In this context, we should look again at how theatre tells us about how even the work that deals with dreams, fantasy and the imagination saps life, and often does it by ignoring the fact that bodies are vulnerable to the power of others and their imaginations – as Gregor is a fabric salesman imagining the women he sells to in the clothes he sells. This imaginative danger, is I think, embedded too in the incest theme – for incest tears apart the structural issues on which families of workers and feeders both co-exist in contradictions. Grete’s fascination with Gregor feeds off her fantasies of work she will never afford to do without him – training as a professional violinist.

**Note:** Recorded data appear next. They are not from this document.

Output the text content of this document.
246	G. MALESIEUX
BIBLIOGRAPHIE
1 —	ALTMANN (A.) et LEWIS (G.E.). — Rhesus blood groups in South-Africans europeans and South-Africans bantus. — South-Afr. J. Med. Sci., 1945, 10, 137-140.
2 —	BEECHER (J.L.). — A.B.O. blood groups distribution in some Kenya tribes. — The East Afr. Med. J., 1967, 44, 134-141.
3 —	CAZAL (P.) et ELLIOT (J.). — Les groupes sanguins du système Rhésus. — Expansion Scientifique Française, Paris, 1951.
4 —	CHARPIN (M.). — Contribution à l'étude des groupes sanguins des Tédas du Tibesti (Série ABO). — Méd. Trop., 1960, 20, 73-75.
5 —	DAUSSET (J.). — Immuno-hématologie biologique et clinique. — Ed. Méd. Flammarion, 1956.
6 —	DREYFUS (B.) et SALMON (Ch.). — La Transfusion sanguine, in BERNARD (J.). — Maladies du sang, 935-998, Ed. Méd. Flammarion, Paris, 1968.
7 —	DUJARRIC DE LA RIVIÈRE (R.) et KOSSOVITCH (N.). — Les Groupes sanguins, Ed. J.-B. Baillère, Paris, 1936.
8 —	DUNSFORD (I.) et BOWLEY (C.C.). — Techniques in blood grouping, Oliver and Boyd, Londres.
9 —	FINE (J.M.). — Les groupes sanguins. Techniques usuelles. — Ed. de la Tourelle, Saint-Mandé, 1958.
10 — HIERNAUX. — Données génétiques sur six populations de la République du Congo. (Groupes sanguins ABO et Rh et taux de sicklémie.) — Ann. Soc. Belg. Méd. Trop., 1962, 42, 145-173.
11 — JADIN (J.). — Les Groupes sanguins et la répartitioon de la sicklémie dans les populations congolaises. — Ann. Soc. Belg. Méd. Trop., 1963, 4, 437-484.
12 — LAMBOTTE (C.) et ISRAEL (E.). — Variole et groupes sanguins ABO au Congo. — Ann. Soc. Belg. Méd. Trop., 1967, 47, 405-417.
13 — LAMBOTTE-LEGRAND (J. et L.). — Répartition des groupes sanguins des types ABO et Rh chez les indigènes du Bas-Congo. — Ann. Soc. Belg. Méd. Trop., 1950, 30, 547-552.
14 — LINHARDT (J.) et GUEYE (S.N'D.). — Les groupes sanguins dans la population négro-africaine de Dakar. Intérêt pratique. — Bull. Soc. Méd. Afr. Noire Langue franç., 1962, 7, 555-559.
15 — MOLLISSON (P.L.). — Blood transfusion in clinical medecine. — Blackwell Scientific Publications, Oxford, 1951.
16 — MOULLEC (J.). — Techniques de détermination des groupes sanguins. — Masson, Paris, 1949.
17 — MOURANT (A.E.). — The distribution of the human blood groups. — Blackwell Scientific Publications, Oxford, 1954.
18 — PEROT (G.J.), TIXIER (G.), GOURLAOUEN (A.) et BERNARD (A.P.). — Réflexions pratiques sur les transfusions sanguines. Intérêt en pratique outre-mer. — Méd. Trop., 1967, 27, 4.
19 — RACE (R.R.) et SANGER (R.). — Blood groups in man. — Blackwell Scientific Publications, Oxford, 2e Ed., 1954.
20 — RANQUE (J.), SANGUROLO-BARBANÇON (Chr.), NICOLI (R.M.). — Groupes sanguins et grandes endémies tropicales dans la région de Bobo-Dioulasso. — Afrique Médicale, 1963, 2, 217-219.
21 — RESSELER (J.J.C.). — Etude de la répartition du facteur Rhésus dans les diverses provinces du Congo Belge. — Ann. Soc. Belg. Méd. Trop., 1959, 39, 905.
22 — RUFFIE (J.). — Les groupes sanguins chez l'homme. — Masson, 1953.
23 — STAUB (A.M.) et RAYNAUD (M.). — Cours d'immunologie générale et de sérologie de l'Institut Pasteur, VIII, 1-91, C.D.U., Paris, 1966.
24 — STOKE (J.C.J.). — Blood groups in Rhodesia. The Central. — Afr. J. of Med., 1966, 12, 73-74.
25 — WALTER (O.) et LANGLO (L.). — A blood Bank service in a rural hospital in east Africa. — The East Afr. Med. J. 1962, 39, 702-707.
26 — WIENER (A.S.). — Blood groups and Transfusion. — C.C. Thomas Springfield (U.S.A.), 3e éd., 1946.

It can only be done by being as parasitic on Gregor as she imagines her violin is to her, or Gregor is to her once she becomes his carer rather than vice-versa. Incest explores this in deep symbolic connections that are intrinsic to family, until Grete becomes a commodity for the marriage market at the end of the play.

This is as far as I can go on this subject now but who knows what another viewing of the play in another theatre will reveal. Roll on October 26th.

Northern Stage in Newcastle University Campus

All love

Steve


[1] Lemn Sissay 2023 op.cit: from unnumbered theatrical prefatory pages in the Writer’s Note.

[2] Ibid: 45.

[3] Ibid: 45.

[4] Sissay cited Arifa Akbar (2023) “‘This family is being devoured’: Lemn Sissay on why Kafka’s Metamorphosis is a tale for our times” In The Guardian (Mon 11 Sep 2023 10.41 BST ) Available at: https://www.theguardian.com/stage/2023/sep/11/lemn-sissay-metamorphosis-kafka-frantic-assembly-insect

[5] Ibid.


5 thoughts on “This blog  is a sequel to seeing Lemn Sissay’s ‘Kafka’s Metamorphosis’, an adaptation, retelling (and more) in a new dramatisation of Kafka’s Metamorphosis with the company Frantic Assembly. I saw it at York Theatre Royal.

  1. For a variety of reasons I have been unable to get out to visit the theatre for a while, I want to thank you for this critique as it is perhaps the closest that I could actually get to a physical performance as well as providing a detailed and comprehensive analysis of the play, the performance and the staging. I know that I will return to this for a slower more intensive read at a later point as I know it will yield food for thought (no pun intended). Thank you again.